Take, for example, the commission to design the logo for Blue Shield Security, a private security outfit contracted by suburbanites who make up the wealth in the sentence: the world’s greatest wealth disparity. The project motivated him to begin documenting the vernacular security companies, including the multilingual “beware of dog” signs  stuck on to remote-controlled gates everywhere.

“There is a whole sub-culture that’s based on this kind of military, SWAT team approach and it ties into this fear factor we live with, the illusion of security and the belief that you’re only safe when you’ve got security personnel, an electric fence, armed response and a dog,” Walker observes.

But his insights on the security thing haven’t just inspired him artistically. When Walker tells me that Orange Juice plans to relocate because of burglaries, it becomes clear that crime isn’t simply an imagined hysteria. Still, I get the sense that Walker partially understands why burglaries occur and that in a way he’s turned on by the extremities of the city and nation.

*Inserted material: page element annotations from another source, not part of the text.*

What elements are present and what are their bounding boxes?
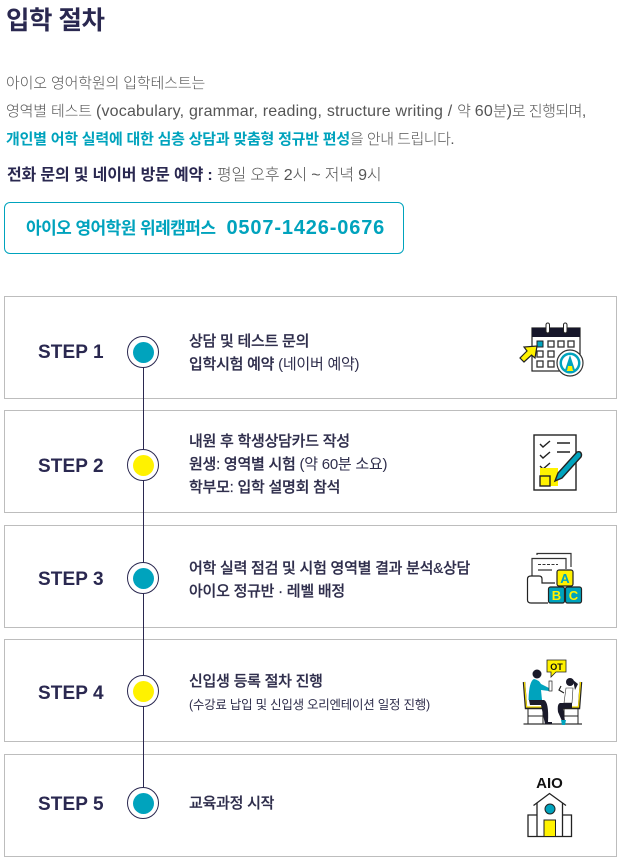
- panel: step 2: [4, 410, 617, 513]
- step 5 description: 교육과정 시작: [189, 795, 274, 812]
- step 4 description: 신입생 등록 절차 진행: [189, 673, 323, 690]
- step 3 label: STEP 3: [38, 569, 104, 590]
- step 5 marker: [127, 787, 159, 819]
- icon: one-to-one orientation: OT: [550, 662, 563, 672]
- step 1 marker: [127, 336, 159, 368]
- intro text block: 아이오 영어학원의 입학테스트는: [6, 75, 205, 92]
- panel: step 3: [4, 525, 617, 628]
- panel: step 5: [4, 754, 617, 857]
- step 1 description: [189, 333, 359, 373]
- step 2 label: STEP 2: [38, 456, 104, 477]
- step 4 marker: [127, 675, 159, 707]
- step 2 description: [189, 433, 387, 496]
- timeline line: [142, 351, 144, 803]
- step 2 marker: [127, 449, 159, 481]
- step 1 description: 입학시험 예약 (네이버 예약): [189, 356, 359, 373]
- step 2 description: 내원 후 학생상담카드 작성: [189, 433, 350, 450]
- intro text block: 영역별 테스트 (vocabulary, grammar, reading, structure writing / 약 60분)로 진행되며,: [6, 103, 586, 120]
- icon: folder and ABC blocks: C: [569, 588, 579, 603]
- step 3 description: 아이오 정규반 · 레벨 배정: [189, 583, 345, 600]
- step 4 label: STEP 4: [38, 683, 104, 704]
- step 1 description: 상담 및 테스트 문의: [189, 333, 309, 350]
- icon: folder and ABC blocks: A: [560, 571, 570, 586]
- icon: folder and ABC blocks: B: [552, 588, 561, 603]
- title: 입학 절차: [6, 7, 104, 35]
- step 5 label: STEP 5: [38, 794, 104, 815]
- intro text block: [6, 75, 586, 148]
- contact button: 아이오 영어학원 위례캠퍼스 0507-1426-0676: [26, 217, 385, 239]
- step 1 label: STEP 1: [38, 342, 104, 363]
- step 2 description: 학부모: 입학 설명회 참석: [189, 479, 340, 496]
- step 3 description: 어학 실력 점검 및 시험 영역별 결과 분석&상담: [189, 560, 470, 577]
- panel: step 1: [4, 296, 617, 399]
- panel: step 4: [4, 639, 617, 742]
- contact button: [4, 202, 404, 254]
- step 3 marker: [127, 562, 159, 594]
- step 3 description: [189, 560, 470, 600]
- icon: AIO school building: AIO: [536, 775, 563, 792]
- step 4 description: (수강료 납입 및 신입생 오리엔테이션 일정 진행): [189, 698, 430, 712]
- step 4 description: [189, 673, 430, 712]
- intro text block: 개인별 어학 실력에 대한 심층 상담과 맞춤형 정규반 편성을 안내 드립니다.: [6, 131, 454, 148]
- step 2 description: 원생: 영역별 시험 (약 60분 소요): [189, 456, 387, 473]
- phone and visit hours: 전화 문의 및 네이버 방문 예약 : 평일 오후 2시 ~ 저녁 9시: [7, 167, 381, 184]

“That’s what makes it really interesting,” he says energetically. “Creativity works best on that edge where you could fall off into the fires of hell, not where you’re safe and comfortable. You can buy a Land Rover – you can get anything here that you can get from anywhere else. But then, you drive the Land Rover out of the showroom and have some guy stick a gun in your ear and you’re dead because he wanted your shoes, never mind the car.”

As for the logo, Walker modelled the blue and white shield on the American-style sheriff badge and adorned it with slightly hypnotic zigzags suggesting either a bullet-hole through glass or carefully planned Zulu beadwork.